Private equity portfolios are not ready for downturn

Global report reveals most North American LPs say there is modification needed

Private equity portfolios are not ready for downturn
Steve Randall

Most private equity investors in North America and Asia Pacific say their portfolios will need some modification to prepare them for the next economic downturn.

A global poll by Coller Capital found that 70-80% of limited partners (LPs) in the two regions said there is work to be done, while just 45% of those in Europe felt that way.

The macro environment and high asset prices are posing a significant risk to medium-term private equity (PE) returns with returns diverging between firms (general partners/GPs).

In the next five years, investors expect conditions to swing in their favour including a reduction in fees; 1 in 5 expect an overall reduction in carried interest rates.

“We have experienced one of the longest stock market expansions in history,” said Jeremy Coller, chief investment officer of Coller Capital, “but investors know that winter is coming.
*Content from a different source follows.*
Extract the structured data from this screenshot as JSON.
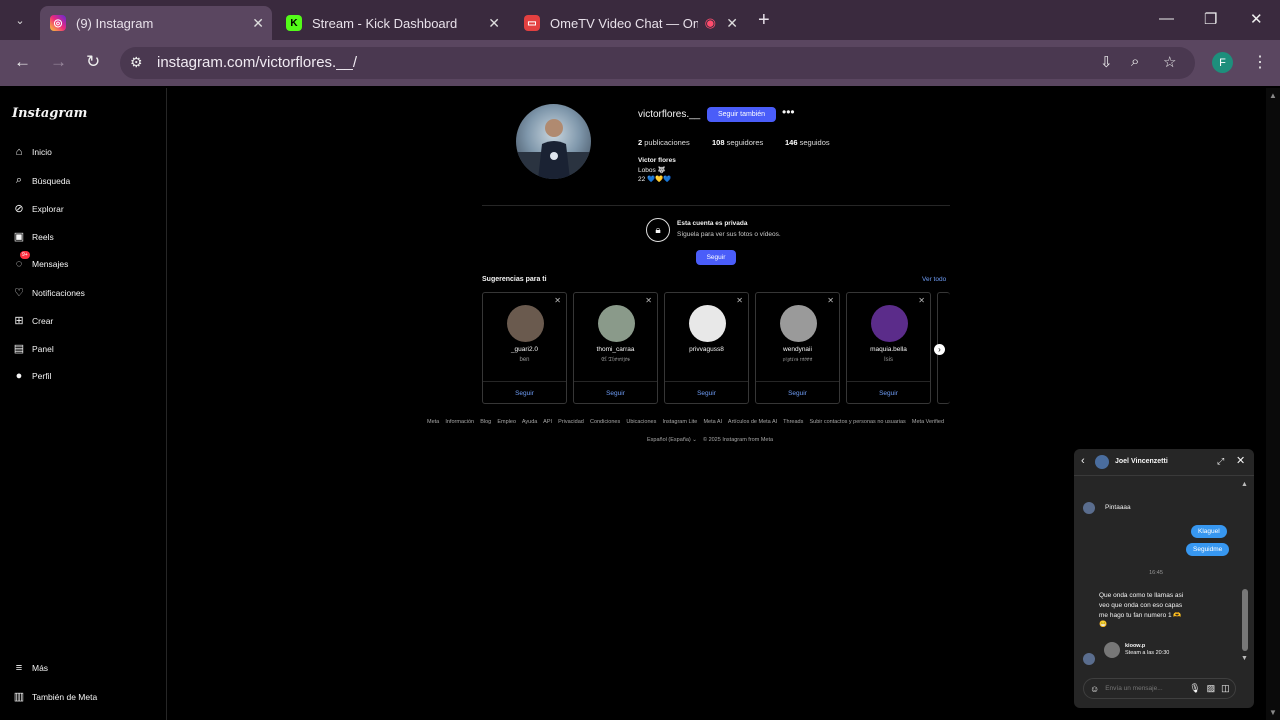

They are telling us that differences in the quality of managers’ strategies and teams will again lead to a significant divergence of returns between GPs – just as it did in the [Great Recession].”

Climate change adjustment

Asked about climate change, almost 3 in 5 investors in Europe and Asia Pacific intend to adjust their portfolios in the next 5 years, but less than a third in North America plan to.

Among those planning to adjust for climate change, most will switch from oil and gas investments to renewables and other climate-change-friendly products and services.

As the PE industry sees growing attacks from the media and politicians, investors in North America in particular believe that industry associations need to do more to defend PE’s ‘licence to operate’.

Private individuals

Around half of the LPs polled believe that private individuals will become more involved in private equity investing, although three quarters think the industry is unsuitable for these investors.

The survey also reveals that commitments to private debt funds appear to be plateauing while co-investing with GPs is growing in popularity.